Father John Misty – Pure Comedy

Pure Comedy
Father John Misty
Bella Union
2017

Father John Misty – Pure Comedy

Father John Misty Pure Comedy

Josh Tillman revient avec son avatar prêcheur, Father John Misty, et un troisième album, Pure Comedy, pour nous raconter la comédie humaine, rien que ça. Alors Tillman, ce n’est ni Zola ni Hugo, c’est un mec lambda qui veut nous parler de nous, et qui, cette fois-ci, a décidé de nous causer sérieux tout en ayant cette subtilité ironique du recul du mec qui a pensé, croit savoir et finalement parle de ce qu’il croit savoir parce qu’il a pensé. Un philosophe quoi.
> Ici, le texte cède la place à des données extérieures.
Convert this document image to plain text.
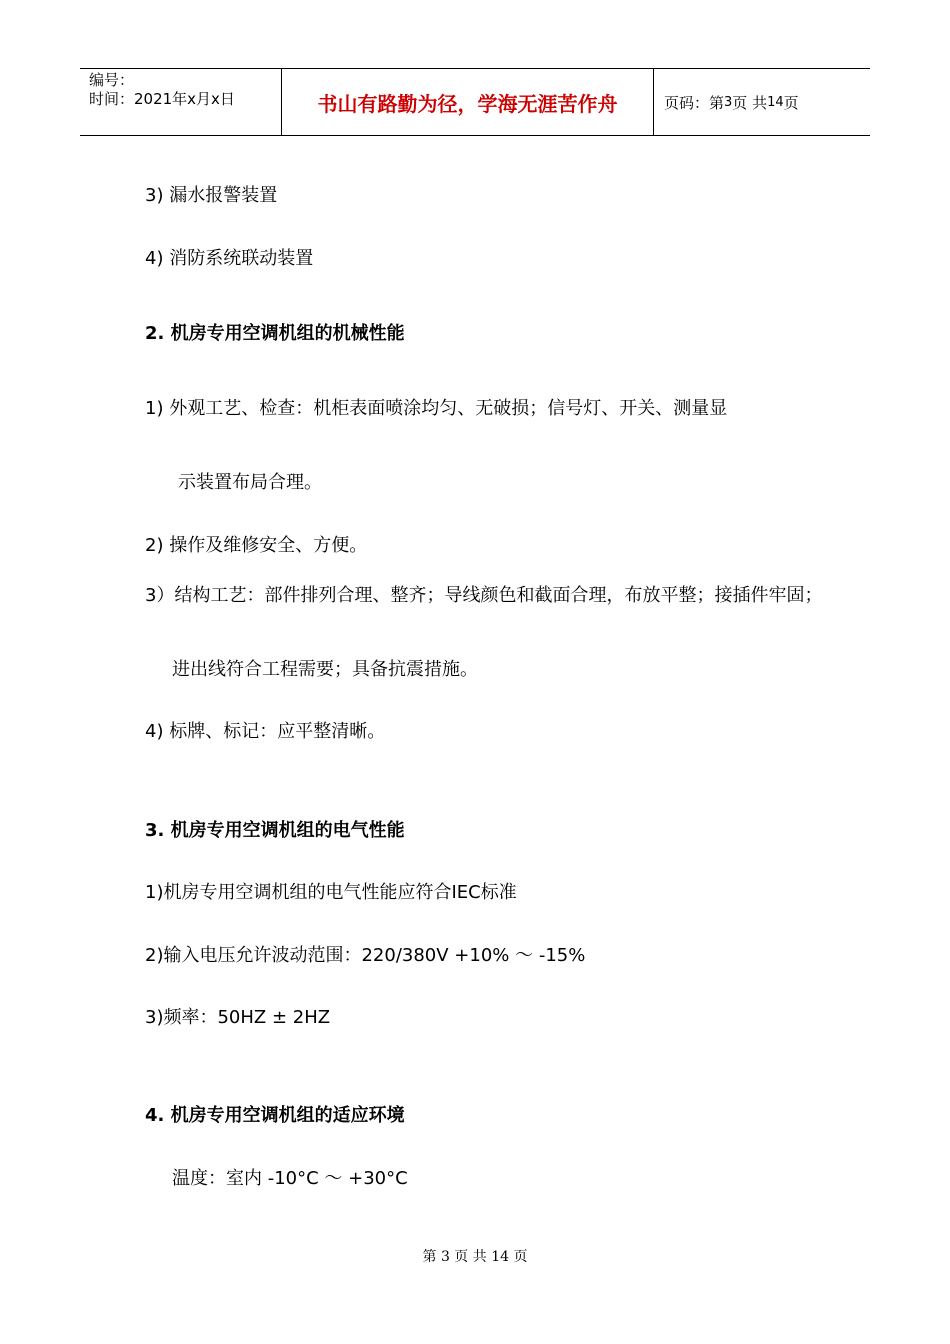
编号：
时间：2021年x月x日	书山有路勤为径，学海无涯苦作舟	页码：第 3 页 共 14 页
3) 漏水报警装置
4) 消防系统联动装置
2. 机房专用空调机组的机械性能
1) 外观工艺、检查：机柜表面喷涂均匀、无破损；信号灯、开关、测量显
示装置布局合理。
2) 操作及维修安全、方便。
3）结构工艺：部件排列合理、整齐；导线颜色和截面合理，布放平整；接插件牢固；
进出线符合工程需要；具备抗震措施。
4) 标牌、标记：应平整清晰。
3. 机房专用空调机组的电气性能
1)机房专用空调机组的电气性能应符合IEC标准
2)输入电压允许波动范围：220/380V +10% ～ -15%
3)频率：50HZ ± 2HZ
4. 机房专用空调机组的适应环境
温度：室内 -10°C ～ +30°C
第 3 页 共 14 页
Et en plus, il nous a fait très peur il y a quelques mois en arborant un temps un look de harder californien à moustache vintage ! Tillman nous pond donc un opus d’une heure et quart pour treize titres, et se permet de chanter des textes aux phrases très longues, faisant durer ses morceaux un peu plus longtemps qu’il ne faudrait, ce qui pourrait entraîner une lassitude inhérente au genre. Alors Father John Misty avait fait mouche avec le précédent album, I Love You, Honeybear. Mais avec ce Pure Comedy, il pêche par excès de nombrilisme. Par moments génial, dans les mélodies, dans la façon de poser sa voix et de donner du sens à son propos, il peut être lassant dans la non-diversité des morceaux (ce qui était tout le contraire dans le précédent), et dans la manière de donner des leçons. Non pas que ces albums-là ne sont pas nécessaires, mais ensuite il faut les réussir. Alors oui, Misty enjolive de cordes, s’entoure de bons musiciens (dont l’omniprésent Jonathan Wilson, que je ne vous présente plus), mais ça ne fait pas tout. Pure Comedy inspire pourtant la sympathie, la voix de Josh Tillman impose son timbre magnifique et nous conte des saynètes par moments inspirées. Mais… J’ai eu beau écouter et réécouter, cet essai n’arrive pas à m’embarquer totalement dans ce qui s’apparente à un trip à travers les travers de l’humanité.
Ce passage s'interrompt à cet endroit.